For Mr. Fadeyi James, the new building will improve police operations in the state, while suspects will also enjoy the improved amenities.

“The way the cells were before was hell. I have been there. So, I know what I am saying, especially the one here in Igando. It is dirty with broken walls and concrete, and the worst place to defecate. At least, before it gets old, suspects will still enjoy the facilities a little while,” he added.

MEANWHILE, Human Rights Watch has called on the Nigeria authorities to ensure justice for protesters allegedly killed in Lekki tollgate in 2020.

The group in a statement, tagged: “Prioritise Justice for Abuses Against Protesters”, urged the authorities to act on the panel’s recommendations and hold those responsible to account.

According to the group, the report of the judicial panel of inquiry should not be swept under the carpet without any consequences for those responsible for killing and injuring protesters.

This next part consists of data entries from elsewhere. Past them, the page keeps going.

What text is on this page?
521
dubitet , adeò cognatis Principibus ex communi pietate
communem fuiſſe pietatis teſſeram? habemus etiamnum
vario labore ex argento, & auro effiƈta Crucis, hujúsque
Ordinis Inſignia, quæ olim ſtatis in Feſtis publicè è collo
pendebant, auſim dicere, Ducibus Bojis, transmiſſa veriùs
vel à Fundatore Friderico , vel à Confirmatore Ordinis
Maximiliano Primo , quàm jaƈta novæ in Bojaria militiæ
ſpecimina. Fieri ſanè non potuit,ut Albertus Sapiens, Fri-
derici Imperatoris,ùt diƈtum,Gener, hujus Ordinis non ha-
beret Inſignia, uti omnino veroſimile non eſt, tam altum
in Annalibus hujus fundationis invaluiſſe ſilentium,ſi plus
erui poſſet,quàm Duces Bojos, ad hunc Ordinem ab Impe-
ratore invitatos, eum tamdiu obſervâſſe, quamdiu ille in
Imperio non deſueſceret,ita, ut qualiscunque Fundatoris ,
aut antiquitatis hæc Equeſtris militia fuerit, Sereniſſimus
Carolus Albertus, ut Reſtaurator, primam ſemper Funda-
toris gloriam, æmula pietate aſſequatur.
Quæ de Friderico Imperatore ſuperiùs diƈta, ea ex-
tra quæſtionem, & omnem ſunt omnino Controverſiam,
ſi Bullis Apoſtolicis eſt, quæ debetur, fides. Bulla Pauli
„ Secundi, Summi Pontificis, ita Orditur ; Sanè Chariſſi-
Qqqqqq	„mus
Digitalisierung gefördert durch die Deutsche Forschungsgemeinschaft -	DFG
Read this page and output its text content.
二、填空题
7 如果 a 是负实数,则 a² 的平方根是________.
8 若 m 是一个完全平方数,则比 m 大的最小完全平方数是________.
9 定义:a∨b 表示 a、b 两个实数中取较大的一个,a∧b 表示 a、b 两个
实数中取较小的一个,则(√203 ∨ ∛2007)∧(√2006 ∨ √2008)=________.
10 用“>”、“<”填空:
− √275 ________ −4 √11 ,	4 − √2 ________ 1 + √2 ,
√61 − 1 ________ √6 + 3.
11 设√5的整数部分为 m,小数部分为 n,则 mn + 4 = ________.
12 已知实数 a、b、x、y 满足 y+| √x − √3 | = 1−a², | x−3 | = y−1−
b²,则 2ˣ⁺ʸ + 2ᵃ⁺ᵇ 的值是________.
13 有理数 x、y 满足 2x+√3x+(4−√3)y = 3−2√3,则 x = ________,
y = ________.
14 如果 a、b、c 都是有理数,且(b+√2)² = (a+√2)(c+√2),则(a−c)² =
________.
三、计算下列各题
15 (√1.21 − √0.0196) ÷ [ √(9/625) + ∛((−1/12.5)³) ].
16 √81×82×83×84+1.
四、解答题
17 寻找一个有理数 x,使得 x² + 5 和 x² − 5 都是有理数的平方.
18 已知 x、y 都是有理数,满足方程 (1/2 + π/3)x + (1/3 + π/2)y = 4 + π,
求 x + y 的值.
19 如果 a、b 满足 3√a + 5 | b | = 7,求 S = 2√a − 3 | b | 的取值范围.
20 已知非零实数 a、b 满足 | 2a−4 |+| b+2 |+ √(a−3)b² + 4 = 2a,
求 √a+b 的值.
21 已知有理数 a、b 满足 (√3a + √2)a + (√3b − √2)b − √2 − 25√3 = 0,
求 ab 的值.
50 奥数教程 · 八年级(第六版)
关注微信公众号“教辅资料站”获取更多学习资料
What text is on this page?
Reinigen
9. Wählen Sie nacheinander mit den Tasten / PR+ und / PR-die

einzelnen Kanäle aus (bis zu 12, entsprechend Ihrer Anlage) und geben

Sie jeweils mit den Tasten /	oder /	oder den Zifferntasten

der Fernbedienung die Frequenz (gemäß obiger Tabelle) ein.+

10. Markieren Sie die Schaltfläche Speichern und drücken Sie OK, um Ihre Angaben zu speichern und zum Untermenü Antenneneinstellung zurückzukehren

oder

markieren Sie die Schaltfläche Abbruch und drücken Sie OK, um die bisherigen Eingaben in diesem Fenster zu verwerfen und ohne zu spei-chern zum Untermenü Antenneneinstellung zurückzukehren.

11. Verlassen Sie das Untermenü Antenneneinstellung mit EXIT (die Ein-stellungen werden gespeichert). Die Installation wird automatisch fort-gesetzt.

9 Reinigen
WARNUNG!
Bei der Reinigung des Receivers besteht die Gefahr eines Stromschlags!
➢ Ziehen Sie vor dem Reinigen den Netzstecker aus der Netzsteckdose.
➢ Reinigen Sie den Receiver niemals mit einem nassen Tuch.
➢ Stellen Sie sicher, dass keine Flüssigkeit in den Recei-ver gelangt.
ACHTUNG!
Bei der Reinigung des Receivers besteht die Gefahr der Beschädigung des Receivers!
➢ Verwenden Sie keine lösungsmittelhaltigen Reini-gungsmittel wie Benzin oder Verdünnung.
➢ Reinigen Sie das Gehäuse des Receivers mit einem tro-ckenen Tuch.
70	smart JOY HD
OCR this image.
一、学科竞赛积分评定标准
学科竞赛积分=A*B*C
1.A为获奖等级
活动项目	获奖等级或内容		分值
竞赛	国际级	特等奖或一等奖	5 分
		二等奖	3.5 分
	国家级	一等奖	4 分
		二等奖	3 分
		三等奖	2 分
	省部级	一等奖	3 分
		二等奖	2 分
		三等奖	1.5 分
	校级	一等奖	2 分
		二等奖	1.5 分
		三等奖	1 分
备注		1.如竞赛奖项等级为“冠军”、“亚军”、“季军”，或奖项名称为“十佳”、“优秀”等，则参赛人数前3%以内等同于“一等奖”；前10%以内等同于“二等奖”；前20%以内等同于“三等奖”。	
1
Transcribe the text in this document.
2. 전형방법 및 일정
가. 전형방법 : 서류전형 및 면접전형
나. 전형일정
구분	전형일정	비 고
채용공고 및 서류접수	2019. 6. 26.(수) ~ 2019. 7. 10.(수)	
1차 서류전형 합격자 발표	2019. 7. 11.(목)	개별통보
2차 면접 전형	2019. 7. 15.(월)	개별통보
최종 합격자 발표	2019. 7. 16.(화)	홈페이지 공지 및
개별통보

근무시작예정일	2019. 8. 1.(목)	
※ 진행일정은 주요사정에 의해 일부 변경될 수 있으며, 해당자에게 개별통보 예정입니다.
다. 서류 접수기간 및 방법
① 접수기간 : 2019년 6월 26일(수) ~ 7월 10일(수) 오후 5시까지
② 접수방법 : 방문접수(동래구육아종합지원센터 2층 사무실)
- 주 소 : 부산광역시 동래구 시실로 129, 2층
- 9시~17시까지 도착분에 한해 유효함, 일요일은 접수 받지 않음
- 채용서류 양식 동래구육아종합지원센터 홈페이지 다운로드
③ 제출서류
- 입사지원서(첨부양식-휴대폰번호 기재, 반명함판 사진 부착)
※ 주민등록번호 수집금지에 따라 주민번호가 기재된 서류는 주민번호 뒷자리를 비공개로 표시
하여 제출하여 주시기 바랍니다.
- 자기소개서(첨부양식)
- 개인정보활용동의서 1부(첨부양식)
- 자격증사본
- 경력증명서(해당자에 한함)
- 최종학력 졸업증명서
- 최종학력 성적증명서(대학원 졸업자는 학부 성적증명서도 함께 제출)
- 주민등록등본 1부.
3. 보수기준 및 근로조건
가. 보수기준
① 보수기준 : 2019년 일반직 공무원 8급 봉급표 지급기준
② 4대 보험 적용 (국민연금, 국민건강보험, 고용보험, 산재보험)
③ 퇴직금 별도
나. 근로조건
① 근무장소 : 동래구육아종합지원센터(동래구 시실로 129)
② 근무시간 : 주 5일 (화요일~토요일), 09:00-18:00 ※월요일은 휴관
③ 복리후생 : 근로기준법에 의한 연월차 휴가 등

“Nigeria has a poor history with judicial panels of inquiries, whose recommendations have no force of law and are often dependent on the responsible authorities to carry out the recommendations.

“ Lack of political will on justice and accountability meant that past judicial panels, including those set up to investigate mass extrajudicial killings in other contexts made no progress toward ending impunity for security force abuses,” the statement said.